Oleh Lira Oktaviani
Sweetened condensed milk atau lebih dikenal dalam bahasa Indonesia Susu Kental Manis adalah produk hasil olahan susu yang sudah dikenal cukup lama setelah keju dan yoghurt. Susu Kental Manis (SKM) pertama kali diproduksi di Amerika pada abad ke 18, dan karena sifatnya yang tahan lama, pada saat itu banyak dipakai untuk konsumsi tentara Amerika yang sedang terlibat perang saudara.

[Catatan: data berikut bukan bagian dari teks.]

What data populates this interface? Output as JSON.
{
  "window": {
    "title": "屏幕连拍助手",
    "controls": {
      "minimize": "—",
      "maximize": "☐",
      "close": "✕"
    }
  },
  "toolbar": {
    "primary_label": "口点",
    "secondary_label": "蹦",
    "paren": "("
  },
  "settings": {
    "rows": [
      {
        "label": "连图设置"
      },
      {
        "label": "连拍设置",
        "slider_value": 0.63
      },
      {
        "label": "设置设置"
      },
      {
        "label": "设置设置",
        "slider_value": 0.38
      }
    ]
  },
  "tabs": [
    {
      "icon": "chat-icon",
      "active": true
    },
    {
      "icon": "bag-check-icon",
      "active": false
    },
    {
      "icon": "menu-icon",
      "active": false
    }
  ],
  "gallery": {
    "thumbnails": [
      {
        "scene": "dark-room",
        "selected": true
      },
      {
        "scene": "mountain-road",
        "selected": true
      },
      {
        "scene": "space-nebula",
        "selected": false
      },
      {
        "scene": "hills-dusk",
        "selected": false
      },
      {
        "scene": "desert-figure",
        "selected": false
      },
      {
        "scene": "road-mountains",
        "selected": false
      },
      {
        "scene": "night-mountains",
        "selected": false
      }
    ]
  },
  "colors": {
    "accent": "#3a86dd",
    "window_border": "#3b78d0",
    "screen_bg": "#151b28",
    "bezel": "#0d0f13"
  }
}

Pada saat itu SKM diproduksi dengan cara mengevaporasi air dari susu segar secara vakum sebanyak 50% dari total kandungan air di dalam susu segar, kemudian ditambahkan gula sebanyak 45-50% sebagai pengawet.
Kandungan gula (sukrosa) yang tinggi di dalam SKM (rasio sukrosa dalam air,
62.5-64%) menjadikan SKM memiliki umur simpan yang lama, yaitu 12 bulan dalam
kemasan tertutup. Karena umur simpan yang lama tersebut, dan penyimpanannya
cukup di suhu ruang, SKM menjadi solusi produk olahan susu yang mudah
didistribusikan di negara-negara tropis seperti Indonesia.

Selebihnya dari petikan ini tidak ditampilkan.